La mamma di Hina e la mamma di Sanaa l’hanno detto entrambe: che assolvono i loro mariti assassini, che li perdonano, che sono state le ragazze a perdere la testa, a comportarsi male. Avranno anche sbagliato le povere ragazze, perché andare a vivere con il fidanzato sarà certo una vergogna per una famiglia musulmana, un po’ come lo era, fino a 50, 40 anni fa, o anche meno, per una famiglia italiana, ma ammazzarle per questo è imperdonabile, soprattutto da parte di una madre che, per istinto, per cultura antica e immutabile dovrebbe proteggere, sostenere, difendere i figli anche contro i loro padri, se occorre. Non può essere vero che le madri comprendono chi ha sgozzato le loro ragazze come pecore, lo diranno perché glielo hanno messo in bocca, perché le hanno convinte o costrette, lo diranno per paura perché gli assassini un giorno usciranno di prigione e perché intorno ci sono cognati, fratelli e zii, uomini del clan che le sorvegliano. Ma non può essere vero che perdonano per altri motivi ancora, più prosaici ma non meno drammatici: finendo in prigione per anni e anni, questi due uomini hanno gettato sul lastrico le loro famiglie, privandole dello stipendio che le faceva vivere. E se dopo tutto fosse tragicamente vero, che davvero voi infelici madri di Hina e di Sanaa scegliete di stare con gli assassini, non dovete dirlo non solo perché è quel che vogliono sentire coloro che soffiano sul fuoco dello scontro di civiltà, ma anche perché risulta incomprensibile e insopportabile a noi tutti e perché rischia di seminare il dubbio che le distanze culturali siano troppo, troppo grandi. Storici e sociologi ci hanno sempre assicurato che saranno le donne islamiche a gettare il ponte sul fossato che ancora ci divide, noi e loro, perché prima o poi si vorranno scrollare di dosso l’antica regola crudele di cieca sottomissione agli uomini di casa, agli atavici precetti tribali, al Corano reinterpretato secondo il capriccio del più forte. Nonostante le dichiarazioni delle due infelici madri vorremmo continuare a credere che non potrà essere che così.
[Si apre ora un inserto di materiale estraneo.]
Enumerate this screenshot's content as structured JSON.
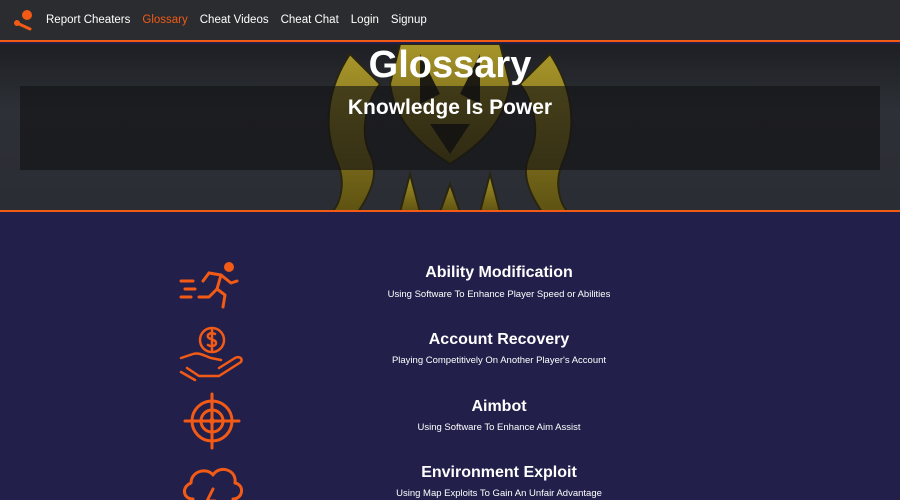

"Souad Sbai: 'Perchè la donna ora parla per bocca di un imam? '" di Souad Sbai
L'associazione nazionale D.iRe Donne in Rete contro la violenza, che raccoglie la maggior parte dei centri antiviolenza italiani, esprime "sdegno e dolore per la tragica morte di Sanaa". "Pensiamo che Sanaa non sia stata accoltellata dal padre perchè il suo ragazzo era cattolico e italiano, ma, come tante altre donne uccise, italiane e straniere, Sanaa abbia pagato con la vita il prezzo del suo amore per la libertà femminile". E mentre da oggi la madre di Sanaa è "indesiderata" nel comune di Azzano Decimo (Pordenone), come ha affermato il sindaco del comune Enzo Bortolotti, dubbi sulla genuinità delle sue dichiarazioni sono sollevati dall'onorevole Souad Sbai, presidentre dell'Acmid Donna (Associazione comunità donne marocchine in Italia). Attraverso il legale dell'associazione, l'avvocato Loredana Gemelli, la Sbai solleva una serie di interrogativi arrivando a chiedere un interessamento della magistratura. "Perchè la signora Fatna El Kataoui, madre di Sanaa, non si trova a casa propria, ma nell'abitazione dell'imam di pordenone? Chi è l'imam di Pordenone?". "Perchè rilascia in prima persona dichiarazioni di perdono per il marito, suo connazionale, da parte della signora? Come mai la signora non viene lasciata libera di comunicare con la stampa? Forse perchè è tenuta in ostaggio nel tentativo di imporle il silenzio?".